Keen to the targeted cancer-killing power of protons with little radiation exposure to nearby vital organs, radiation oncologists at the Roberts Proton Therapy Center in Philadelphia are the first in the world to use proton beams to treat locally recurrent pancreatic cancer.
As of March 2010, three relapsed pancreatic cancer patients had been treated with a combination of protons and chemotherapy under a protocol devised by James Metz, M.D., and his team at the center, which is part of the Abramson Cancer Center at the University of Pennsylvania Health System (UPenn).
Up until UPenn’s application of protons for localized recurrent pancreatic cancer cases, the therapeutic options and likelihood of success were distressingly limited for patients, says Metz, who is Vice Chair of the Clinical Division and Associate Professor of Radiation Oncology. “Most patients with recurrent tumors go on to hospice and get no treatment at all,” he says.
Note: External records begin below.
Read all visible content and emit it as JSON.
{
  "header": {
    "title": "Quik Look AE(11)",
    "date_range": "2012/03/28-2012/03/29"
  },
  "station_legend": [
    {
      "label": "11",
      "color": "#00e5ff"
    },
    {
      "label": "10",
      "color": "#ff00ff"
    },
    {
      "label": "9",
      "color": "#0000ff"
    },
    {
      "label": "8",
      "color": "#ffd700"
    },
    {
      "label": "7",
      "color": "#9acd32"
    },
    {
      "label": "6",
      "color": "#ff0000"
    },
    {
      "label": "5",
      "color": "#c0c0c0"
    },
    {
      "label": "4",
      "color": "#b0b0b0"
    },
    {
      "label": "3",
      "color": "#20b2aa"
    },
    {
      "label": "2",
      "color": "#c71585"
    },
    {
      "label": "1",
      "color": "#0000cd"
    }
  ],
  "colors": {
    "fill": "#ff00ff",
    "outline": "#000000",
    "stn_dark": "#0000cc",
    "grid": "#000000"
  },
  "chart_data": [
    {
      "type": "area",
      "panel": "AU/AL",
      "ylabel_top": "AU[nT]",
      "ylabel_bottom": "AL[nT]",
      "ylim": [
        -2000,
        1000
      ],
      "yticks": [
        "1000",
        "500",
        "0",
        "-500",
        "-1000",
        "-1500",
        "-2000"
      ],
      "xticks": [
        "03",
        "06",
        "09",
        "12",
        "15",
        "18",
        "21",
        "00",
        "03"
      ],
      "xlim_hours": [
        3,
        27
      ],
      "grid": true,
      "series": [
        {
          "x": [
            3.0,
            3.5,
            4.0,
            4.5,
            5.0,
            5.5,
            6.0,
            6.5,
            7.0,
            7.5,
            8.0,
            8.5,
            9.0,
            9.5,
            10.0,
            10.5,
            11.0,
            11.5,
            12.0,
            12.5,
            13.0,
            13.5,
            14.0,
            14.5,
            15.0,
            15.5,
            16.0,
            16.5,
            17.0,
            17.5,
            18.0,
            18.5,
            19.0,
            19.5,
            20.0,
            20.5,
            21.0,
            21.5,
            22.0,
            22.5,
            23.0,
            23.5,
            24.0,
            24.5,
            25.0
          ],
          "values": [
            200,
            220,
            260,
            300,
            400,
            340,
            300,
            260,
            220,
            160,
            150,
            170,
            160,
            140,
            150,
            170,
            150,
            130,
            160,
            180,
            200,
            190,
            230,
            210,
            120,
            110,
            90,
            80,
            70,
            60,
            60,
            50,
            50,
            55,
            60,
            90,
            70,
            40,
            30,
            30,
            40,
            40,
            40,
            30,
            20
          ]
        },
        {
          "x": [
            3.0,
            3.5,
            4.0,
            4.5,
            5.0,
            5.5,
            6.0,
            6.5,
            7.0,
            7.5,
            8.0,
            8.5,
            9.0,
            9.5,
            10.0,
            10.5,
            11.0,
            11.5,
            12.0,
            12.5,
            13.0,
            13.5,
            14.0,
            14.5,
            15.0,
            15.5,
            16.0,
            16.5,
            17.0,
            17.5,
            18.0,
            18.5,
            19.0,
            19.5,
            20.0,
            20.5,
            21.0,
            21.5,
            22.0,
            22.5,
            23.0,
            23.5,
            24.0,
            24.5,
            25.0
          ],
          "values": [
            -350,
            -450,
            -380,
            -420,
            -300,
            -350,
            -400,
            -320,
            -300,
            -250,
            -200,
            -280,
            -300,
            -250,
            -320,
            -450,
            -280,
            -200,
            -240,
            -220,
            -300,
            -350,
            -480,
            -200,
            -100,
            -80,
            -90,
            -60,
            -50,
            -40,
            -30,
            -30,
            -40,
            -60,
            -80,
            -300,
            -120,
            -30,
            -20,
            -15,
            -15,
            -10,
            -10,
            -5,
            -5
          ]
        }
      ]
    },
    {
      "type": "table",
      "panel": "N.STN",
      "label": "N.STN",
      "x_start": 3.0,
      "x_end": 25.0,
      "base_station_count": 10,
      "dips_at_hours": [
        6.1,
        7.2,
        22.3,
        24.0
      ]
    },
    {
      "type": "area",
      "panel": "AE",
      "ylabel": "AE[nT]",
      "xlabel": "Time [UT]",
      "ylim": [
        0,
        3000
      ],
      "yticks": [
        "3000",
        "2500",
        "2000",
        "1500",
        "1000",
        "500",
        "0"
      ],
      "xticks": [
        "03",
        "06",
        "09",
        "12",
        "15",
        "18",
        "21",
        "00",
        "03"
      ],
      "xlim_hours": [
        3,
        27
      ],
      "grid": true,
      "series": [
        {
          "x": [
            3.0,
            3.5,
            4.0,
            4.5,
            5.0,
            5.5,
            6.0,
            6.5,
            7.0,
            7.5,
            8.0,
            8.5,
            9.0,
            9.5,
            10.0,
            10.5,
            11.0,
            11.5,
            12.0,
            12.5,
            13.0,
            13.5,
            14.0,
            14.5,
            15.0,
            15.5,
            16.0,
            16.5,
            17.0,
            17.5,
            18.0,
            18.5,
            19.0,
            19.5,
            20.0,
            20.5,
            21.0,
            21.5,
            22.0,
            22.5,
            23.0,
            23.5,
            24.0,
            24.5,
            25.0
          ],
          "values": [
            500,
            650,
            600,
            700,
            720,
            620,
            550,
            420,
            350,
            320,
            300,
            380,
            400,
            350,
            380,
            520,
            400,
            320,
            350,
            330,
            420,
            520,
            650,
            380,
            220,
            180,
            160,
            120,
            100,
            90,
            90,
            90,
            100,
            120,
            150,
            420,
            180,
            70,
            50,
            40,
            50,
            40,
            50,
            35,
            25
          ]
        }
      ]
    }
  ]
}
Newly diagnosed pancreatic cancers are typically treated with a combination of surgery, chemotherapy and conventional radiation therapy when localized. “The challenge is that the pancreas sits amid a number of critical organs, like the spinal cord, both kidneys, the bowel and the liver, which can experience significant damage when you push the limits of photon treatments,” Metz says. Those limits, he adds, deter the use of conventional radiation on relapsed localized cancers.
“Because of the nature of protons, we can defy the mantra, ‘once you get radiation you can’t get it again,’” Metz says. “With protons, we now have the ability to treat the cancer, minimizing re-exposure of nearby critical organs to radiation.”
Metz and his team first used their protocol to treat a middle-aged woman from a Philadelphia suburb who had experienced her second relapse of an adenocarcinoma of the pancreas.
“She really had no other option,” Metz recalls. “She was first diagnosed four years ago and was treated with surgery, radiation and chemotherapy. She had a local recurrence a year later and received chemotherapy, and responded well. But last summer, the cancer started growing back. She called me and I said, ‘Get in here and let’s look at this.’”
After completing the six-week protocol, the patient has been in remission for more than six months and is doing well clinically, he says.
Metz emphasizes that the three patients treated thus far “have no evidence of disease spread to other parts of the body. These are local recurrences only.” Patients with recurrent pancreatic cancer and evidence of metastatic disease are not appropriate for this treatment, he says.
UPenn’s combination protocol of protons and chemotherapy is also being used for locally recurrent cancers of the esophagus and rectum, Metz adds.